Mike Hearn <mike@plan99.net> wrote:
>> A more scalable approach would be for the user to send the name and
>> signature of their "instant provider" every time and the merchant just
>> chooses whether to ignore it or not, but as Lawrence points out, this is
>> incompatible with the provider charging extra fees for "instantness". But
>> should we care? I'm trying to imagine what the purchasing experience is like
>> with optional paid-for third party anti-double-spend protection. Ultimately
>> it's the merchant who cares about this, not me, so why would I ever pay?

Lawrence Nahum <lawrence@greenaddress.it> wrote:
> I think you are wrong here.
> Just because up to date credit cards charged the merchant which in turn
> charged you and the ordinary cash payer doesn't mean a newer and better
> system can't be transparent from day one.

I don't think a whitelist of trust is a practical approach because you are going to want to have varying levels of trust in different instant providers. This would be based on how large their past transaction volume has been. For that reason maybe another approach is an additional negotiation message between the merchant and wallet. Merchant sends payment details -> wallet responds with their instant information requesting if an instant transaction will be accepted for this transaction. Merchant weighs the risk based on historical data about this particular instant provider and the amount of the requested transaction -> Merchant responds yes or no.

That approach avoids the scaling issue, but also allows for Lawrence's use case of charging the user a fee only in the case where the instant transaction is supported.


On Mon, Jun 16, 2014 at 1:29 PM, Daniel Rice <drice@greenmangosystems.com> wrote:
I'm trying to think through how to encourage the maximum number of instant signature providers and avoid the VISA monopoly. Ideal case would be that people can even be their own instant provider.

What if the protocol allowed multiple instant signatures on a transaction? Would it encourage more instant providers? For example, a new instant provider could bootstrap their own trust by paying an already trusted instant provider to co-sign the same transaction. This would be useful in the case that a new company tries to release a new wallet once the trust ring is already established. Nobody will use that wallet because it does not have the trusted history to do instant transactions, but if they can pay a small amount per transaction to a third party to cosign, they can build trust in their own signature till they can eventually have enough trust on their own. This could be how an individual user could grow trust in their own instant signature as well.
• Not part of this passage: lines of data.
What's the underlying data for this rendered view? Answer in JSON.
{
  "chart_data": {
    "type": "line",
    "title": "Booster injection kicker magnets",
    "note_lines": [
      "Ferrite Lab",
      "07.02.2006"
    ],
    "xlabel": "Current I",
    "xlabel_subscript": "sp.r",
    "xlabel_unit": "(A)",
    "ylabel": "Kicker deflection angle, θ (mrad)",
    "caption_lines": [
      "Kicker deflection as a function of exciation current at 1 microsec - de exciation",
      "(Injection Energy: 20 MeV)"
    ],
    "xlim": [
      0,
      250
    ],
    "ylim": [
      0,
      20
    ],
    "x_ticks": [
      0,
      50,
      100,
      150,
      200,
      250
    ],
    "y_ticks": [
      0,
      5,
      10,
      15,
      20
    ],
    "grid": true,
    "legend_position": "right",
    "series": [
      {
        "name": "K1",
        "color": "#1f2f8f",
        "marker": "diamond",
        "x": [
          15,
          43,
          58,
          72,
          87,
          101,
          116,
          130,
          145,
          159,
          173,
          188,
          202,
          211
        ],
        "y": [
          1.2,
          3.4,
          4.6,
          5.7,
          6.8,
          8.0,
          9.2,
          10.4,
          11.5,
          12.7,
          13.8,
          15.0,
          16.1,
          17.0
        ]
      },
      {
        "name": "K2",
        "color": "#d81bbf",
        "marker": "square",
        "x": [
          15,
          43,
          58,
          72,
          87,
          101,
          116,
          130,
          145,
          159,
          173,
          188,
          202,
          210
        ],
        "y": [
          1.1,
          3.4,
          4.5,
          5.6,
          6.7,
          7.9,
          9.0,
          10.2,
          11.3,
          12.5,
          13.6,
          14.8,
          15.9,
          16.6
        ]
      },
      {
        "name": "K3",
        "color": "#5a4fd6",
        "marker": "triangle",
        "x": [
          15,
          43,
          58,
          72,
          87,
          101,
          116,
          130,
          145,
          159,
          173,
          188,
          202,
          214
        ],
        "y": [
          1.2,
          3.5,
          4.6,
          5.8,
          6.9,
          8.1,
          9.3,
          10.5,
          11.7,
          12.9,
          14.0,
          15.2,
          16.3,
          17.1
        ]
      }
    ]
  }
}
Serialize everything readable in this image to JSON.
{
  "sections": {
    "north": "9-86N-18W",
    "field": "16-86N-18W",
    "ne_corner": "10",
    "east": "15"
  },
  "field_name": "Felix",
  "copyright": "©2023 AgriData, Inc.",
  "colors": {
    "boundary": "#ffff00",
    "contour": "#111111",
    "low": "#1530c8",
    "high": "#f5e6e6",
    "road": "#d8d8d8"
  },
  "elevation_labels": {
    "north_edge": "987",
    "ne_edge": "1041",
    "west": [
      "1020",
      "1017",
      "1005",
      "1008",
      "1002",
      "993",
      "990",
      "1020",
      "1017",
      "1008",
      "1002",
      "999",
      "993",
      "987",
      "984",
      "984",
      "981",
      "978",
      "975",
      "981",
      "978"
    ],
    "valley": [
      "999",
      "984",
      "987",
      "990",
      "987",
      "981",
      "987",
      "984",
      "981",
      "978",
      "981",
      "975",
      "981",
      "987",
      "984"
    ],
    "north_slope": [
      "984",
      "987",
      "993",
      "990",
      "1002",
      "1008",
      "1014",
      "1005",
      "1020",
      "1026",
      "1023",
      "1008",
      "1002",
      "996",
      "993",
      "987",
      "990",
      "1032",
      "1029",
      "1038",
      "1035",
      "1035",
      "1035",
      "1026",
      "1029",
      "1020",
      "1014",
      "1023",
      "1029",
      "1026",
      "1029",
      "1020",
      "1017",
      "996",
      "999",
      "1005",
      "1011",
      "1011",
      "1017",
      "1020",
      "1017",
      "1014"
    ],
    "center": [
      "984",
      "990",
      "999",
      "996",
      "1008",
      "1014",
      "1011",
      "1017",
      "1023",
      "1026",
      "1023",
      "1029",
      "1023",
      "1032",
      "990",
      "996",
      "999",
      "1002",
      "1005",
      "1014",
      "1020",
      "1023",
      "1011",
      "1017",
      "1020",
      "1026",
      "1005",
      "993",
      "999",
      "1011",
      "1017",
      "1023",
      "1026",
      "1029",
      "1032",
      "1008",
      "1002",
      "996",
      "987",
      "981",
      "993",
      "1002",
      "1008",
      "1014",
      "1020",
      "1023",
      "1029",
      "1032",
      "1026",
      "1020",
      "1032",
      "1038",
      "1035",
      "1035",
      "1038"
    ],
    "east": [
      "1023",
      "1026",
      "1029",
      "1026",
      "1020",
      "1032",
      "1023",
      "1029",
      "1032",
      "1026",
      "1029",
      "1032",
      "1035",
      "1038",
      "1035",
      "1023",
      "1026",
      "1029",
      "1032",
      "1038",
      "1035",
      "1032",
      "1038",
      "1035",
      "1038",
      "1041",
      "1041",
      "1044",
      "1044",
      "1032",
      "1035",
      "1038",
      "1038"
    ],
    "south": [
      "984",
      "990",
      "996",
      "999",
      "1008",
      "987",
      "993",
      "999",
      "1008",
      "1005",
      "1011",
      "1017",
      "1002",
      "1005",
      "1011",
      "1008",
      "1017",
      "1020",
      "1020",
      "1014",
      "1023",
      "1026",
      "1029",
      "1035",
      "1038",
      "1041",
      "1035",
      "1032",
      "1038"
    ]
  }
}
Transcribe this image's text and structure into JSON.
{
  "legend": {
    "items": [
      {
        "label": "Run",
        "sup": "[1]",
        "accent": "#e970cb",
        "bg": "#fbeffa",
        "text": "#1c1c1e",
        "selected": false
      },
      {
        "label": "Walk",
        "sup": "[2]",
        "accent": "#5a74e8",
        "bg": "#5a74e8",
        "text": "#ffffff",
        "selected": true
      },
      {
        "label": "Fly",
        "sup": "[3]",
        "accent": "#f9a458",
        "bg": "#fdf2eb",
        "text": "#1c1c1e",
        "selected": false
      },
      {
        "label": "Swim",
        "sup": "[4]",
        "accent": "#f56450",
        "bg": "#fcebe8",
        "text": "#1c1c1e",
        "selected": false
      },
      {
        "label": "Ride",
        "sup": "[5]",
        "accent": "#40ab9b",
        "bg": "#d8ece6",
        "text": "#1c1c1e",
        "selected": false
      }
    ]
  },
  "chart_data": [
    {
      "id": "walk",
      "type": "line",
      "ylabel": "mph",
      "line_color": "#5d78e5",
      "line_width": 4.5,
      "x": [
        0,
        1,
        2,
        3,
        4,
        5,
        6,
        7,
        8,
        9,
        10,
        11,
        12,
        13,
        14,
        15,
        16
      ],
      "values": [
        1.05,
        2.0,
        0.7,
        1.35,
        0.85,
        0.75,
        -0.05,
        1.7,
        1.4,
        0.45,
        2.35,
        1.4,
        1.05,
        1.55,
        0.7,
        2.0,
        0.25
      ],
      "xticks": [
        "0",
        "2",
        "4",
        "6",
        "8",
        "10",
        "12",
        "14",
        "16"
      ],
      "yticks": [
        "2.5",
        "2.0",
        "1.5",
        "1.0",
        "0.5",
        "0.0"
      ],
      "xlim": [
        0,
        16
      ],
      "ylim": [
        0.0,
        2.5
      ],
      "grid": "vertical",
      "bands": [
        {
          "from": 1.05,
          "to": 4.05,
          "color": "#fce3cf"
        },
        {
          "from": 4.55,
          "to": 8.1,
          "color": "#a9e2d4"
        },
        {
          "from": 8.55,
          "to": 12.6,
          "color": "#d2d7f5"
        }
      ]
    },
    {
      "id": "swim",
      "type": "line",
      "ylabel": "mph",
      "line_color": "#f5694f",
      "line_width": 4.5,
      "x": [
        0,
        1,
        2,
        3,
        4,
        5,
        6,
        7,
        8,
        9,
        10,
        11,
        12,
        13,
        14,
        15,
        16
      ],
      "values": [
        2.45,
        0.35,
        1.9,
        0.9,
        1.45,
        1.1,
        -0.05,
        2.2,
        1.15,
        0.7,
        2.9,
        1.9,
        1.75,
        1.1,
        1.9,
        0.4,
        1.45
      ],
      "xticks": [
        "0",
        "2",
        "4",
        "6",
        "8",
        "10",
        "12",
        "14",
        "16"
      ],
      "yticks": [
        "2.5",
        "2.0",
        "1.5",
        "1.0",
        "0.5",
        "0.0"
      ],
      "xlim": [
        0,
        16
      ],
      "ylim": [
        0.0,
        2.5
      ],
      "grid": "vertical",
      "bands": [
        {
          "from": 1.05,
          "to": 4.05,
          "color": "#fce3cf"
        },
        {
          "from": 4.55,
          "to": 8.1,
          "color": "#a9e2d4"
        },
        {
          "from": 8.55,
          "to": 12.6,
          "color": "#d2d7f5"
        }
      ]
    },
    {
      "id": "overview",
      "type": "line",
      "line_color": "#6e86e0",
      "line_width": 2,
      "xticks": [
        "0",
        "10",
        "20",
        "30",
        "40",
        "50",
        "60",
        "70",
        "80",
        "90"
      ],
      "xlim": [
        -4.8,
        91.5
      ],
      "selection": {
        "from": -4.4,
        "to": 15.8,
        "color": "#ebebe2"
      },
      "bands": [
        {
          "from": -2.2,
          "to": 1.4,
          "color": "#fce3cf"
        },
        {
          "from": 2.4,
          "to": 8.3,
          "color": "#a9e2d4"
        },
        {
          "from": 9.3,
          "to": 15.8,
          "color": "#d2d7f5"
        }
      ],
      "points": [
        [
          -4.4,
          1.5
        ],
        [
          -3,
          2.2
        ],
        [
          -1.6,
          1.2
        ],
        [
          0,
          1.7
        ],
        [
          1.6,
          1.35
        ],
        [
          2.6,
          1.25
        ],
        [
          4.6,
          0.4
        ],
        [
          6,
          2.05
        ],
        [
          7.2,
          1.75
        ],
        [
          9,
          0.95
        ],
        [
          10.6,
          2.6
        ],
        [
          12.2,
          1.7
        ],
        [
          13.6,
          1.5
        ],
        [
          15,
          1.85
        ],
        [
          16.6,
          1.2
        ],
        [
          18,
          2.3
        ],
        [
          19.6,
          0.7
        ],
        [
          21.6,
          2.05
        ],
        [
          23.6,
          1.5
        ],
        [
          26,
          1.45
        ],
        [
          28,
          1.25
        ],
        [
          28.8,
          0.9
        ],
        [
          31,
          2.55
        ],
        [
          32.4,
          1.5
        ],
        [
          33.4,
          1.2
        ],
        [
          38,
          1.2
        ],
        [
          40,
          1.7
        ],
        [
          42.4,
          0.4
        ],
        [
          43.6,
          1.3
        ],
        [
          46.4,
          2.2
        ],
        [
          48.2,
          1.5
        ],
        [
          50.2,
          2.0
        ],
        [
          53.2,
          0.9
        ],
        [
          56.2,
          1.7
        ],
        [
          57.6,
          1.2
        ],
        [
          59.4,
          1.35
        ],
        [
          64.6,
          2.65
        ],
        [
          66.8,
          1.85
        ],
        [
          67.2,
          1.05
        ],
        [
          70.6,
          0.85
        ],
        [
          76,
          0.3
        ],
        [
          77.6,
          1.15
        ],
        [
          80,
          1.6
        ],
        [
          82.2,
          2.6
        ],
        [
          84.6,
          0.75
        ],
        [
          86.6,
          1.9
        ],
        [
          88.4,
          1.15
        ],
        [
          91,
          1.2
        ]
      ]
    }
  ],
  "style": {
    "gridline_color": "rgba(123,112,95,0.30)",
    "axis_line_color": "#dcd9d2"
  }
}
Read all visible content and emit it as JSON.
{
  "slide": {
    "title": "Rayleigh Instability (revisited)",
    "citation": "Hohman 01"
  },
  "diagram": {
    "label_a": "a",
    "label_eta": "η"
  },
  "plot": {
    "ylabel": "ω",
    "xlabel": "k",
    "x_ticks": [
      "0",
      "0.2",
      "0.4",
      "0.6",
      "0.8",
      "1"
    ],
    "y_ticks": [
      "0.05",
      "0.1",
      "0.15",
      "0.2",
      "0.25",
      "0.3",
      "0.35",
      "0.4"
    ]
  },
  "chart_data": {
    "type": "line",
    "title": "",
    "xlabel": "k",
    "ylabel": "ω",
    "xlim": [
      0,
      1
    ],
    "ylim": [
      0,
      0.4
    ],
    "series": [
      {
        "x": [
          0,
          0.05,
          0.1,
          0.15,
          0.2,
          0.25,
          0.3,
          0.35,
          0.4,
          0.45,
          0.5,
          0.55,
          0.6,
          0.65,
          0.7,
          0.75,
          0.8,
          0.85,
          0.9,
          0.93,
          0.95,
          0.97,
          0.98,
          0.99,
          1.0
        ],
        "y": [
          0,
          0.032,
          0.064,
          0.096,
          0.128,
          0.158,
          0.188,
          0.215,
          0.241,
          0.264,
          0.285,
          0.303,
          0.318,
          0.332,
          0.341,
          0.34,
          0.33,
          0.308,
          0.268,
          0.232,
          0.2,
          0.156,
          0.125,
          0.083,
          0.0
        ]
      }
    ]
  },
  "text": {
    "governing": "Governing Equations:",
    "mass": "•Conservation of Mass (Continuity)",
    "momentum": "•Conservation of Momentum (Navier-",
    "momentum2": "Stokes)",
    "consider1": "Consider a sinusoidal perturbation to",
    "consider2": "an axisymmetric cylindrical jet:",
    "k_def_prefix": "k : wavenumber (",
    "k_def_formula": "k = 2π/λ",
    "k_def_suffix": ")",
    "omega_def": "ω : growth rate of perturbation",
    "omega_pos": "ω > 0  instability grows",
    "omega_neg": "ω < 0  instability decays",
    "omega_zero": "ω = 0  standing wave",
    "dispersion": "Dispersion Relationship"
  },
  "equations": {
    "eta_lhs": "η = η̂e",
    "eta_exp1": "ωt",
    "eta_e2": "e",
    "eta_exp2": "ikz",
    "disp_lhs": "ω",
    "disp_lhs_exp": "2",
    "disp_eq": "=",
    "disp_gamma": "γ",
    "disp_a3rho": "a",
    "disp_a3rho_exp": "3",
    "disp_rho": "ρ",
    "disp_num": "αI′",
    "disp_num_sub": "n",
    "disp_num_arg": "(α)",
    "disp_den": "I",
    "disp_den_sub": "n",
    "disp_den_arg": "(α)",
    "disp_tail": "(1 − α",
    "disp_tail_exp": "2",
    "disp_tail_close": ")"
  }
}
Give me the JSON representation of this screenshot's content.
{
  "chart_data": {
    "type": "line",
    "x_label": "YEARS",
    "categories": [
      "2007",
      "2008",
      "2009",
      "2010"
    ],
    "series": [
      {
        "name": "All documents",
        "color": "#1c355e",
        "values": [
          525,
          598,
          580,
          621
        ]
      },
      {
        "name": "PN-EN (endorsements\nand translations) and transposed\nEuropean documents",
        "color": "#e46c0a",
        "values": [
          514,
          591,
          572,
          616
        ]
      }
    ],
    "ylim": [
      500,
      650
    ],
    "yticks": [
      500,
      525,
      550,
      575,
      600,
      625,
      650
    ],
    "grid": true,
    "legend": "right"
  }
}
On Mon, Jun 16, 2014 at 11:09 AM, Mike Hearn <mike@plan99.net> wrote:
I think many of us feel it'd be better if this kind of thing were not needed at all, however, the best way to ensure it doesn't end up being used is to write code, not to try and block alternative approaches. If Bitcoin is robust the market should sort it out. If it's robust for some transactions and not others, that makes for a fun project for a future generation of hackers to sort out.

OK, enough philosophy - let's try and keep this thread just for discussion of the BIP itself from now on. If you'd like to continue debating the Future of Bitcoin please change the subject line and break it out into a new thread.